Like Bouanga, the league scoring champion who was excused from an early-season game to play with Gabon’s national team, only to travel 24 hours back from Africa, arriving at BMO Stadium 45 minutes before kickoff. A couple of hours later he came off the bench to score the game-winning goal.
Or center back Giorgio Chiellini, who won everything there was to win in an unparalleled career in Italy. With LAFC he’s taken on a part-time role on the field — five defenders have played more minutes this season — but in the locker room he’s become a full-time coach and mentor.
“This guy is just next level,” Hollingshead said. “I don’t think I’m stretching by saying he’s the favorite player I’ve ever played with. This guy loves the game, knows the game, interacts with every one of his teammates. Makes himself better and the team better with the way that he talks, the way that he organizes, the way that he just is reading everything at all times.”

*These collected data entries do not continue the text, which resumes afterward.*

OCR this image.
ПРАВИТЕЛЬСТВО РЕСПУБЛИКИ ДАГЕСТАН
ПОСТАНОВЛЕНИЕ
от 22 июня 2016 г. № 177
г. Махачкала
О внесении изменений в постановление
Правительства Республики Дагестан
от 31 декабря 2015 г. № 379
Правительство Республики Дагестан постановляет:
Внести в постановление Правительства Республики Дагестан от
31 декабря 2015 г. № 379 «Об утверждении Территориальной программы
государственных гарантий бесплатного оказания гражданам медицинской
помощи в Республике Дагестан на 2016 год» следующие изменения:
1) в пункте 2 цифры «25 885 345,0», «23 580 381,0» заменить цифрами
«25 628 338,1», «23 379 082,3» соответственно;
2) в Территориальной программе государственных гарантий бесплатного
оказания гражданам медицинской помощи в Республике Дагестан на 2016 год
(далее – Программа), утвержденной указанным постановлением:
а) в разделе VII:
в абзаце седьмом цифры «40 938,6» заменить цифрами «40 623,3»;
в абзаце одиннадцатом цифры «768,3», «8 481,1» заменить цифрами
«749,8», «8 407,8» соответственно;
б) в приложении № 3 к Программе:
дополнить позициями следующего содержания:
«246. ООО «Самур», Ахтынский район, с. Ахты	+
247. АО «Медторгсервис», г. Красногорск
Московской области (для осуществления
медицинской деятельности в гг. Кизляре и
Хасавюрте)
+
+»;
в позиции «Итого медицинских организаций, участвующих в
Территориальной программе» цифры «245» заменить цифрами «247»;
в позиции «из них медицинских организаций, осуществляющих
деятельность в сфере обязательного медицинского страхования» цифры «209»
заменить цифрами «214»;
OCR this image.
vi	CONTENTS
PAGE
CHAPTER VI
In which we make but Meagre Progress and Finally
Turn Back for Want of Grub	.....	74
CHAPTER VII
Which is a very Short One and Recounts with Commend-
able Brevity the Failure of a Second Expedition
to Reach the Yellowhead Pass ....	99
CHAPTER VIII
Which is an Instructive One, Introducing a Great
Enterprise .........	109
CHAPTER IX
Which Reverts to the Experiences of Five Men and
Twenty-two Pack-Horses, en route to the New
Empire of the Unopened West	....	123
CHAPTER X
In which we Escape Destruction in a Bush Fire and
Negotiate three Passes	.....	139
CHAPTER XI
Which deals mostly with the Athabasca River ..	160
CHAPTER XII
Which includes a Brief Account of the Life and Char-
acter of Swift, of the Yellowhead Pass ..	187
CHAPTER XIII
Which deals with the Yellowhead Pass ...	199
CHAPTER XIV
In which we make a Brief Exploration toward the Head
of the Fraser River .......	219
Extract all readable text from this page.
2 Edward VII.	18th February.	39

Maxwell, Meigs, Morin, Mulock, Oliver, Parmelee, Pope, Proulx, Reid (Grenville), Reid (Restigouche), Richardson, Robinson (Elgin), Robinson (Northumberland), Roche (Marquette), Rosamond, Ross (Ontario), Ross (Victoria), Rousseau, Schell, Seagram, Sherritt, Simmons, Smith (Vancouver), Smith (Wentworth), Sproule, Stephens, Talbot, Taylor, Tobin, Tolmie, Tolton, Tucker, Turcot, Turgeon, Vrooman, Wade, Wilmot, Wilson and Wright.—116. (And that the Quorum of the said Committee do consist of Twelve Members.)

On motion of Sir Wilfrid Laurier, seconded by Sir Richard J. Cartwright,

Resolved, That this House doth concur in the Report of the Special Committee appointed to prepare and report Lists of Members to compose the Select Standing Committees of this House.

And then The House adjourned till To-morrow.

Or Vela, the last remaining member of LAFC’s inaugural 2018 team and the MLS record-holder for goals in a single season. In mid-summer he was moved from a wing to the No. 9 role, a position he doesn’t like, then went a career-long 15 games without a goal in all competitions. Rather than complain, he responded with a team-leading 12 assists, setting up Hollingshead’s goal Saturday with an exquisite corner kick.
“His role as a leader has changed,” coach Steve Cherundolo said. “He has more to give and he is giving more. He wants to win games. That’s it. We’re all in this to win a trophy.
“It’s a special group,” he added. “I’m very proud of the players, who have been mentally through a lot this year. A lot of ups and downs on and off the pitch. I thank them every day.”
LAFC started the season with a shot at six trophies, but it lost in the finals of the CONCACAF Champions League and Campeones Cup, in the quarterfinals of the League Cup and in the U.S. Open Cup’s round of 16 before finishing eighth in the Supporters’ Shield standings, a competition it won last season.
That leaves the MLS Cup as the last prize on the table. Winning it would not just be cause for another celebration, it would be historic, making LAFC just the fourth team in league history to win consecutive titles.
“We’ve got one game left,” Hollingshead said, “to do something special here.”